In the 1977 Luis Bunuel picture, That Obscure Object of Desire, fifty-something Mathieu (Fernando Rey) is crazy about, and forever frustrated by, a much younger woman, Conchita (alternately played by two actresses, Carole Bouquet and Angela Molina).
It has been declared, and might be widely believed, that this film concerns the uselessness of logic in our lives. I rather doubt it, for if that is the meaning, Object is a poor film for demonstrating such a thing. Consider the scene where Mathieu sees a woman holding in a baby’s blanket not an infant but a piglet! To my mind, what Bunuel is giving us is faulty absurdism and no-account surrealism.
The film’s action is punctuated by deadly terrorist acts, and here there could be a grave “message” about how people inescapably want sex and get death, especially in our absurd and agitated times. It is less digestible, though, that women in That Obscure Object of Desire are flat-out weird—Conchita is, and so is her mother—even psychotically so.
Refusing to sleep with Mathieu, Conchita nevertheless strips for him, the result being that both Bouquet and Molina expose their beautiful breasts. They do so rather excessively, but then Bunuel is a creep in this film.
(In French with English subtitles)
Joseph Dorman‘s Arguing the World (1998) is a dandy documentary about those who constitute what we universally call the New York Intellectuals, who reached adulthood during the early years of the 20th century. The men featured are Irving Howe, Daniel Bell, Nathan Glazer and Irving Kristol.
Because their families were poor, these four gents could and did receive a free education at New York’s City College, albeit they primarily educated themselves there since so many of the profs were mediocre. A politically radical quartet they became: they were Jews at a time when, the film explains, young Jews were frequently attracted to socialism. But, except for Howe, they didn’t stay radical. Their fondness for socialism could not translate into the pro-Communism and even pro-Stalinism that other lefty intellectuals were espousing. Dorman traces the responses and attitudes of the men to such successive events as the McCarthy hearings, the rise of the New Left, and the Vietnam War protests.
The Partisan Review crowd—this is what they were; they wrote articles for that particular liberal publication. Diana Trilling appears in the film and says the members of this crowd didn’t know how to behave—“they knew how to think, not how to behave”—but to their credit Bell, et al. found they could not wholly disdain the thinking of the “vulgar” Joe McCarthy.

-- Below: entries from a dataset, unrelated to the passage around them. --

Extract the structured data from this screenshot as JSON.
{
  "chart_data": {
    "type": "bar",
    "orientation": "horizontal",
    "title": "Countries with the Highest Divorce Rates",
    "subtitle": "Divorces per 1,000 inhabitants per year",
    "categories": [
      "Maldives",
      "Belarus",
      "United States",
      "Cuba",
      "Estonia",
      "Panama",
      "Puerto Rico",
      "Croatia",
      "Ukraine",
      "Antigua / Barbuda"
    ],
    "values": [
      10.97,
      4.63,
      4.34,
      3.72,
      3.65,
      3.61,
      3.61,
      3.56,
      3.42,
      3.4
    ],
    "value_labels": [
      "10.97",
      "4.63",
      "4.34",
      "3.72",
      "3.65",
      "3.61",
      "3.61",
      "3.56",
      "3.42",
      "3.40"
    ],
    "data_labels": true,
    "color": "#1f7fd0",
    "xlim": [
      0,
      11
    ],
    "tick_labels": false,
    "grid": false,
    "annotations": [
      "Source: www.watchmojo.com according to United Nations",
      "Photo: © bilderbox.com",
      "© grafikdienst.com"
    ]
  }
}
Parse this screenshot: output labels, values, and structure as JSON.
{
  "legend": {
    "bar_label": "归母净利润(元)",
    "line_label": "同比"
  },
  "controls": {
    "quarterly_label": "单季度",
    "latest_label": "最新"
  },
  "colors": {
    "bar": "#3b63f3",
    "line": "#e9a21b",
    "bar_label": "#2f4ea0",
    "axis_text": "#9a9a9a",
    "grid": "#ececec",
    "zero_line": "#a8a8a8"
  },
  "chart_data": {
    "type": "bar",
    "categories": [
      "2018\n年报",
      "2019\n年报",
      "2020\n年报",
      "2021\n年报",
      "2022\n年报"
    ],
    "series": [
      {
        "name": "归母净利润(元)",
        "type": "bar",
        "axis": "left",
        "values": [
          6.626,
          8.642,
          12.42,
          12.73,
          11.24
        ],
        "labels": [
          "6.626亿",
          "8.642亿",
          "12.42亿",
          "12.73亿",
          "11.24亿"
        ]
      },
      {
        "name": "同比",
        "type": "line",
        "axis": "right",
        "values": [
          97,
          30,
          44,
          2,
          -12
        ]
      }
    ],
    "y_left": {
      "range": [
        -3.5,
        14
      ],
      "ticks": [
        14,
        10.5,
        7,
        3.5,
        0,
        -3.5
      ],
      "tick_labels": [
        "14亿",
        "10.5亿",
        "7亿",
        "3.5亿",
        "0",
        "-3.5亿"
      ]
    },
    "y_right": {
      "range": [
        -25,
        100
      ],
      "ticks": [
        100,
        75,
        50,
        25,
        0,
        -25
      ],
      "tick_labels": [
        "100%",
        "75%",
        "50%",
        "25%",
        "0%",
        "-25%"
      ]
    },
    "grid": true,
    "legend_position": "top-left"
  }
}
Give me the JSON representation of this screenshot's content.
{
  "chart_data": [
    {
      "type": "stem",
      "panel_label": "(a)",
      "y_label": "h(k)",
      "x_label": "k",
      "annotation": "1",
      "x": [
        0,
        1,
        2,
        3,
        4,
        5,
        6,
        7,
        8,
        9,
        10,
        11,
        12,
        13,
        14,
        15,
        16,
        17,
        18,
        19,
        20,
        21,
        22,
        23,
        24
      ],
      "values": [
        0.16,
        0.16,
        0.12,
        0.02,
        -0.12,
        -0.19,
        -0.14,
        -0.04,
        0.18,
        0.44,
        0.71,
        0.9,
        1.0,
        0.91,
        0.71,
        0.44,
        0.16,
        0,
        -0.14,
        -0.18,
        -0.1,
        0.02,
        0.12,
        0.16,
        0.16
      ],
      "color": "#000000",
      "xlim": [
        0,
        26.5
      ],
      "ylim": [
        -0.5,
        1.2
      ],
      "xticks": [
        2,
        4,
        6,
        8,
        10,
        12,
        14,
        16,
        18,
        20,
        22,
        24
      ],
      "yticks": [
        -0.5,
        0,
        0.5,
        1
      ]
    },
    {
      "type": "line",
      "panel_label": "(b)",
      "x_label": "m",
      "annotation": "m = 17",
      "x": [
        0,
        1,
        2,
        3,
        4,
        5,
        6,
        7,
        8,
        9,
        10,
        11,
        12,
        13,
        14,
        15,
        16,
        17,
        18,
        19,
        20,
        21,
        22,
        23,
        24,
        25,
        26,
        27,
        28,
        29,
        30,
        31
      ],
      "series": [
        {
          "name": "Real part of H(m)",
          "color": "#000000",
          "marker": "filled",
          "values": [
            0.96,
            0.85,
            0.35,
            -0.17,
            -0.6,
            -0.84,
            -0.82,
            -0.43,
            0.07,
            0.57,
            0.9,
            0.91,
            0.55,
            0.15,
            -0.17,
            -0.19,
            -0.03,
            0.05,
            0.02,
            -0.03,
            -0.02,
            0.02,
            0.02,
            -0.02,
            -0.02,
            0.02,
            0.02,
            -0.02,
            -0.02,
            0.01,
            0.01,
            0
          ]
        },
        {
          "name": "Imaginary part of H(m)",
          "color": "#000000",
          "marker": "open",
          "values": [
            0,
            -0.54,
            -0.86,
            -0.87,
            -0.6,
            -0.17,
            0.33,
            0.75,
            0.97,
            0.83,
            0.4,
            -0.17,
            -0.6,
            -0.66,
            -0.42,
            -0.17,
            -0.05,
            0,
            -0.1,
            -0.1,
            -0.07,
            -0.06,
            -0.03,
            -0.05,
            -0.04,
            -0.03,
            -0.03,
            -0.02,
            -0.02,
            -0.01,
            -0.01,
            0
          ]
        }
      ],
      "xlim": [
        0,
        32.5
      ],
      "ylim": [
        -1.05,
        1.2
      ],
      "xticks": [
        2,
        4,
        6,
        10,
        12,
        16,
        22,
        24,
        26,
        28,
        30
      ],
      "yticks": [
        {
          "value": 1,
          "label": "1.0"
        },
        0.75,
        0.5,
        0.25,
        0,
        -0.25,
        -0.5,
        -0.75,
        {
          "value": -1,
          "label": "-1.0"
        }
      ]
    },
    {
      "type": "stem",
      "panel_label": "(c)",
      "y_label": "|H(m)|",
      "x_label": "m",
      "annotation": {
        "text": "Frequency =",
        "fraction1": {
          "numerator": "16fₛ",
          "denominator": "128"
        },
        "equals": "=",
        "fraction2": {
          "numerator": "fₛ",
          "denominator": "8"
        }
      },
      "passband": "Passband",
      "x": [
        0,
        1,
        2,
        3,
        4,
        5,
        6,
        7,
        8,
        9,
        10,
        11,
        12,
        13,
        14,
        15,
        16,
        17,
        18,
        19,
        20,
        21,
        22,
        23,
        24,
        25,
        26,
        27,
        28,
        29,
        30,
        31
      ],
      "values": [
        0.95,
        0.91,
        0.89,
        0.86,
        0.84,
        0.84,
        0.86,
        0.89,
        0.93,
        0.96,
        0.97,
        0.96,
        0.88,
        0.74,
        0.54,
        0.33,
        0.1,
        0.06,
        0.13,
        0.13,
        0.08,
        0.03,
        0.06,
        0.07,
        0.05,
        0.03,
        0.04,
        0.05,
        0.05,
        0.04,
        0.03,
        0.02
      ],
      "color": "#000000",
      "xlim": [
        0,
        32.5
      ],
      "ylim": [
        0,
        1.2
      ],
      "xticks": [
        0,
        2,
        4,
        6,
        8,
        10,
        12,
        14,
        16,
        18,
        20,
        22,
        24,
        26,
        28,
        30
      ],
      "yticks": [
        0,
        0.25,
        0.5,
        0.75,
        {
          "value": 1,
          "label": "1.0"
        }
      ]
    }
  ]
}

For his part, Irving Howe calls McCarthy a thug. A socialist to the end, Howe was also an excellent literary critic, a fact which doesn’t interest Dorman. What does interest him is that in the Fifties Howe criticized the other Intellectuals for making peace with the status quo, for “conformity,” for renouncing social radicalism. Irving Kristol wants to know whether Howe was accusing him of “conforming” to the commonly held view that America is a good country, for, after all, Kristol had always had that opinion.
A few years ago I discovered that Kristol commented in a mid-1970s essay of his on how liberalism inevitably makes “a mess of things” before the people vote it out. Clearly the former radical became anti-Left, and, in point of fact, a conservative. All four of the men, however, had to encounter the anti-anti-Communism of student rebels of the 1960s, since all four were professors. Nathan Glazer thought the students were “wrecking the university,” and Bell saw Tom Hayden as “the Richard Nixon of the Left.” They deplored the New Left’s intellectual superficiality, although in fairness they were offended by the thinking of inexperienced young people, folks no blinder, perhaps, than the Intellectuals themselves when they were young. Even so, something necessary goes on here. Dorman interviews the radical Hayden and Todd Gitlin, now middle-aged, and as James Bowman has written, “[Both] those gentlemen together with others of their persuasion are brought before the camera to display for us those endearing qualities which have done so much to create the present state of intellectual totalitarianism that prevails in American academic and intellectual life” (JamesBowman.net). Yep, that’s today’s academic life for you. Not nearly as worthy as this documentary.
The letters in the subdued religious film, The Letters (2015), by William Rieard, are those of Mother Teresa, and they incite a discussion between Teresa’s spiritual director and a priest from the Vatican. Coinciding with this is a dramatization of the nun’s work with the impoverished of Calcutta and her efforts to establish a new Catholic congregation, the Missionaries of Charity.
Mother Teresa eventually believed that God was not “in” her, that He had in fact abandoned her. Judging from what’s in this film—how accurate is it?—it is impossible to maintain that she did not know, and experience, God. And yet . . . what is the truth? Celeste van Exem, the spiritual director (played by Max von Sydow), suggests that the distress Teresa felt was an essential element in her ministry, but is this really true? . . . In any case, it must be admitted that van Exem’s words are an example of the movie’s unexceptional dialogue. It is pleasant, though, to watch the acting of von Sydow and Juliet Stevenson (Teresa)—among others, for sure—but aesthetically unworthy that, as one Serena Donadoni put it, “What’s missing is [Teresa’s] own anguished voice from the letters.”